Re: Speculative tokenization and foreign content

On Wed, 10 Dec 2008 20:40:48 +0100, Henri Sivonen <hsivonen@iki.fi> wrote:

> When the HTML parser blocks on a script, new and upcoming browsers  
> speculatively scan the stream forward for other script (or potentially  
> image and style) src URLs to load.
>
> Going forward, we'd like to do the speculation using the real HTML5  
> tokenizer in Gecko and keep the tokens. That is, the speculatively  
> created tokens would only be thrown away if a script does a  
> document.write() that a) leaves the tokenizer in a state that indicates  
> that document.write didn't finish at a token boundary or b)  
> document.write() returns before its argument has been fully tokenized.  
> (The current speculative parsing thread on Gecko trunk wastes the tokens  
> it creates.)
>
> We've identified a problem with speculating past <math> or <svg>: When  
> the tree builder is in foreign content, the tokenization phase works  
> differently--specifically, the content after <![CDATA[, <script>,  
> <style>, <title>, <textarea>, <xmp>, <iframe>, <noembed>, <noframes>,  
> <noscript> and <plaintext> is tokenized differently. However, the  
> tokenizer can't know when foreign content ends without letting the tree  
> builder run synchronously. Making <xmp>, <iframe>, <noembed>,  
> <noframes>, <noscript> and <plaintext> break out of foreign content  
> wouldn't make the issue go away for the particularly probable cases of  
> <![CDATA[, <script>, <style>, <title> and <textarea>.
>
> Letting the tree builder run speculatively isn't a good solution,  
> because it would raise the stakes to throwing away speculative tree  
> builder output on *any* document.write(). Making the tree builder exit  
> foreign content based on simpler rules doesn't appear to be a good idea  
> due to the very reason why the exiting is now specified the way it is  
> (for resilience against cargo cult junk).
>
> We haven't come up with a good way to speculate past <![CDATA[,  
> <script>, <style>, <title>, <textarea>, <xmp>, <iframe>, <noembed>,  
> <noframes>, <noscript> and <plaintext> when <math> or <svg> has been  
> seen.
>
> This email doesn't contain a spec change suggestion. Instead, the  
> purpose of this email is to ask for ideas on how to solve this issue.  
> Does anyone have ideas on how to deal with this?

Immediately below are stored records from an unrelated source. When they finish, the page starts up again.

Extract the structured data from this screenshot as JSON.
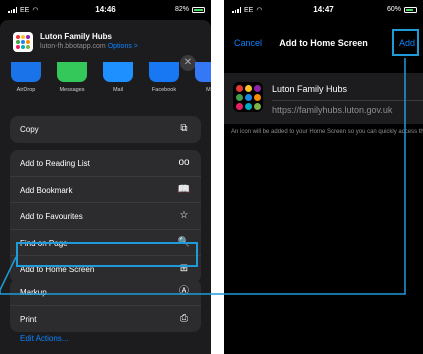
{
  "left": {
    "status": {
      "carrier": "EE",
      "time": "14:46",
      "battery": "82%",
      "battery_level": 0.82
    },
    "share": {
      "title": "Luton Family Hubs",
      "domain": "luton-fh.bbotapp.com",
      "options_label": "Options >",
      "close_glyph": "✕"
    },
    "apps": [
      {
        "label": "AirDrop",
        "color": "#1a73e8"
      },
      {
        "label": "Messages",
        "color": "#34c759"
      },
      {
        "label": "Mail",
        "color": "#1e90ff"
      },
      {
        "label": "Facebook",
        "color": "#1877f2"
      },
      {
        "label": "Me",
        "color": "#3478f6"
      }
    ],
    "groups": [
      {
        "rows": [
          {
            "label": "Copy",
            "icon": "copy-icon",
            "glyph": "⧉"
          }
        ]
      },
      {
        "rows": [
          {
            "label": "Add to Reading List",
            "icon": "glasses-icon",
            "glyph": "oo"
          },
          {
            "label": "Add Bookmark",
            "icon": "book-icon",
            "glyph": "📖"
          },
          {
            "label": "Add to Favourites",
            "icon": "star-icon",
            "glyph": "☆"
          },
          {
            "label": "Find on Page",
            "icon": "find-icon",
            "glyph": "🔍"
          },
          {
            "label": "Add to Home Screen",
            "icon": "plus-square-icon",
            "glyph": "⊞"
          }
        ]
      },
      {
        "rows": [
          {
            "label": "Markup",
            "icon": "markup-icon",
            "glyph": "Ⓐ"
          },
          {
            "label": "Print",
            "icon": "printer-icon",
            "glyph": "⎙"
          }
        ]
      }
    ],
    "edit_actions": "Edit Actions..."
  },
  "right": {
    "status": {
      "carrier": "EE",
      "time": "14:47",
      "battery": "60%",
      "battery_level": 0.6
    },
    "nav": {
      "cancel": "Cancel",
      "title": "Add to Home Screen",
      "add": "Add"
    },
    "card": {
      "name": "Luton Family Hubs",
      "url": "https://familyhubs.luton.gov.uk"
    },
    "note": "An icon will be added to your Home Screen so you can quickly access this website."
  },
  "colors": {
    "accent": "#0a84ff",
    "highlight": "#1e9bd8",
    "logo_dots": [
      "#e53935",
      "#fbc02d",
      "#8e24aa",
      "#43a047",
      "#1e88e5",
      "#fb8c00",
      "#e91e63",
      "#00acc1",
      "#7cb342"
    ]
  }
}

In http://lists.w3.org/Archives/Public/public-html/2007Oct/0161.html I  
speculated (no pun intended) about having the above-mentioned elements  
keep their (R)CDATAness even in foreign content, and not supporting  
<![CDATA[ at all. However, I guess the self-closing flag would still be a  
problem (<svg> ... <style/> ...)? Perhaps the self-closing flag shouldn't  
work on (R)CDATA elements in foreign content?

Going with this makes SVG less copy-pastable into HTML, which is not good.  
OTOH, when it would break, it means authors have to fix it up, and then it  
would break less in legacy UAs (e.g. replace <script .../> with <script  
...></script>).

Going with this also means that <textArea> in SVG can't contain elements  
declaratively, which is not good.

-- 
Simon Pieters
Opera Software

Received on Thursday, 11 December 2008 09:19:12 UTC